Ça montre comment antifascisme et lutte pour le climat sont liés. Trump, la première chose qu’il fait, c’est de retirer les États-Unis des accords de Paris et de relancer l’exploitation de gaz de schiste. Bolsonaro, le président Brésilien, qui est un climatosceptique convaincu, a accéléré la déforestation de la forêt amazonienne. Zemmour a dit ne pas vouloir sacrifier l’industrie française sur l’autel du réchauffement climatique. Le climat s’inscrit au carrefour des luttes et des logiques d’émancipation.

Comment on peut lutter contre ce capitalisme fossile ?

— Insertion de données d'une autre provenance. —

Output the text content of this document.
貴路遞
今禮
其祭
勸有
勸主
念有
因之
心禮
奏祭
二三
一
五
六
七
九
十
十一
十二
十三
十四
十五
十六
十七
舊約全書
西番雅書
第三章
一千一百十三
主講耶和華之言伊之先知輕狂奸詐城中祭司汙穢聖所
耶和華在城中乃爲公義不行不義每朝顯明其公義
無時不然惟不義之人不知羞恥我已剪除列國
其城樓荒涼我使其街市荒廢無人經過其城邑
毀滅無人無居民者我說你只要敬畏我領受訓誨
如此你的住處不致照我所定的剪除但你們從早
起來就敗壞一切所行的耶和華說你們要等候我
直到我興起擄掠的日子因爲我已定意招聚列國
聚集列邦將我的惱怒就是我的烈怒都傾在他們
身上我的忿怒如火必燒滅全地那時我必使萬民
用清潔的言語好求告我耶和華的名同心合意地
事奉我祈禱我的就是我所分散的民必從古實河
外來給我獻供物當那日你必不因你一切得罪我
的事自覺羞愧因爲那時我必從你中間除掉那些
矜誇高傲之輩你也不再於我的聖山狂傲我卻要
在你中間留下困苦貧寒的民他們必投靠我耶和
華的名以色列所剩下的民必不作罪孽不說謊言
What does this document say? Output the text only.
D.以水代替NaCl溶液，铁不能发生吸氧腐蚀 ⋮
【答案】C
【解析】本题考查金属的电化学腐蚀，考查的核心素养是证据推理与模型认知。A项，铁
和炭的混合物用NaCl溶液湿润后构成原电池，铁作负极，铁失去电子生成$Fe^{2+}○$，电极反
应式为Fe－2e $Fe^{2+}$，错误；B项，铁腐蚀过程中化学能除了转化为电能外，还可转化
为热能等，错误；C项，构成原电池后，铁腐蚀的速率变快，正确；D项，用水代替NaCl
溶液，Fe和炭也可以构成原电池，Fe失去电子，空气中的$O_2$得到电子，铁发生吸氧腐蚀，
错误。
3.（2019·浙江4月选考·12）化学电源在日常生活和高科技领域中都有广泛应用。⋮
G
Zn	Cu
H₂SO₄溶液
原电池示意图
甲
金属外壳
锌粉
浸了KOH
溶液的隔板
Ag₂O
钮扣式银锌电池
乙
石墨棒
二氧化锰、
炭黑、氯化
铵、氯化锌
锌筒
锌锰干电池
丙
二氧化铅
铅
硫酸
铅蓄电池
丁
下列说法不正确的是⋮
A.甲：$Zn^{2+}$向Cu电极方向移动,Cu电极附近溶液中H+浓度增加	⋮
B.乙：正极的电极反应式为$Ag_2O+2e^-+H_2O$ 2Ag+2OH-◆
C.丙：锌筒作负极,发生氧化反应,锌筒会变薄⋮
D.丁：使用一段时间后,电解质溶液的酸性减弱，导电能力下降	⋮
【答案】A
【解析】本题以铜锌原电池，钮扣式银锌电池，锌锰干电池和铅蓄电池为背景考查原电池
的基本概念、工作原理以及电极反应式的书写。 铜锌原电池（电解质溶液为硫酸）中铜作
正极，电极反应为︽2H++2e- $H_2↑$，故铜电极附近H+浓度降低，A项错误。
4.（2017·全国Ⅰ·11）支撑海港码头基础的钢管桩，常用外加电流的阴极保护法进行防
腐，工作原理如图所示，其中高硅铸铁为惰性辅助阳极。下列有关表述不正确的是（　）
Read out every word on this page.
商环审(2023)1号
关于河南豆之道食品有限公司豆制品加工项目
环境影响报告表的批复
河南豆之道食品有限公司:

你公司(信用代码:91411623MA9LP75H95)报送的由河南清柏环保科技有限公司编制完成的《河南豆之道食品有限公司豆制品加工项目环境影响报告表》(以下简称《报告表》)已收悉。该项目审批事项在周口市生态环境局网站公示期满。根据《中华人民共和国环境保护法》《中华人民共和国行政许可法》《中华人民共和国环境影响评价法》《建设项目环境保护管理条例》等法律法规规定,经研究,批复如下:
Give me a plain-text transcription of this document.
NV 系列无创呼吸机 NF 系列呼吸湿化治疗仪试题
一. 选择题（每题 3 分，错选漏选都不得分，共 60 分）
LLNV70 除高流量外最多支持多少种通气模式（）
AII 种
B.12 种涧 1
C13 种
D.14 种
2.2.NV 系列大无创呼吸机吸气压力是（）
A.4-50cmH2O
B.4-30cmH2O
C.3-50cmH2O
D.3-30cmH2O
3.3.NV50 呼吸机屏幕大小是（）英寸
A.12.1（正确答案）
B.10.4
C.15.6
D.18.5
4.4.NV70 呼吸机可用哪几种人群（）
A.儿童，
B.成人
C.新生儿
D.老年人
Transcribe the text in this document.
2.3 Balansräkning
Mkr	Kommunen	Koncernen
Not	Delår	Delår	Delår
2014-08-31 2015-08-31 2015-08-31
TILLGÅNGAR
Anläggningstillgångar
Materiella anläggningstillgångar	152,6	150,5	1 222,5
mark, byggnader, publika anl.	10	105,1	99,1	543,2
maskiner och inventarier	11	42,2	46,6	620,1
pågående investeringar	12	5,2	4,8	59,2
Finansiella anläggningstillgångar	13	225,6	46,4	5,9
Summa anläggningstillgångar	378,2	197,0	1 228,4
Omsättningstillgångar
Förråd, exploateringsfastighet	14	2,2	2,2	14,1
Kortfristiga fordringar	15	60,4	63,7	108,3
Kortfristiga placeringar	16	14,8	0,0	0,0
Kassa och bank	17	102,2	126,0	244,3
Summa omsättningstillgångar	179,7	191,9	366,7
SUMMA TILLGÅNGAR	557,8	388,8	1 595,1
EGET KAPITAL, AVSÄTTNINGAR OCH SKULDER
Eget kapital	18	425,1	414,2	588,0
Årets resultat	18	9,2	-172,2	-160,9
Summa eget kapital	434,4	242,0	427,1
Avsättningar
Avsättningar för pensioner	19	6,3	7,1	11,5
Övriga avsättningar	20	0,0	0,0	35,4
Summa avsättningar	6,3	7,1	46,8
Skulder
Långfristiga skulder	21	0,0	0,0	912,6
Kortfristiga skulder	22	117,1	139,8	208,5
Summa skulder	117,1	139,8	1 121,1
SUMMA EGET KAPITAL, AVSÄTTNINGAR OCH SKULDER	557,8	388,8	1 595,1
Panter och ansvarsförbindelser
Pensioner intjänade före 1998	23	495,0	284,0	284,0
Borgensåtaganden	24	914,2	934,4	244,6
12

L’option judiciaire est une des solutions. On observe ça aux États-Unis, où Exxon est en train d’être entendu par le Congrès américain. C’est une pratique intéressante, mais on n’a pas le temps. L’échéance, c’est 2030, alors que la justice, c’est sur un temps long. Il y a toute une lutte à penser, comme en Allemagne, où des collectifs comme Ende Gelände4 s’organisent par centaines pour bloquer l’industrie du charbon par des occupations.

Propos recueillis par Pierre Bonnevalle

Illustrations par Rob

Cet article est extrait du Numéro 66 du Journal La Brique, publié le 11 avril 2022

1. Mickaël Correia, Criminel climatiques. Enquête sur les multinationales qui brûlent notre planète, La Découverte, 2022, 190p.

2. Dans le rapport complet, nommé « The Carbon Majors Database », 2017, nous apprenons, cocorico, que Total arrive en 19ème place.

3. Le Groupe d’experts intergouvernemental sur l’évolution du climat est créé en 1988. Réunissant aujourd’hui 195 États, il a publié en 2022 son sixième rapport d’évaluation afin de « mieux comprendre les risques liés au réchauffement climatique d’origine humaine, cerner plus précisément les conséquences possibles de ce changement et envisager d’éventuelles stratégies d’adaptation et d’atténuation ».

4. Le mouvement social Ende Gelände s’est constitué en 2015 et rassemble des collectifs écologistes allemands, ainsi que des militant.es impliqué.es dans des mouvements anti-nucléaire et anti-charbon.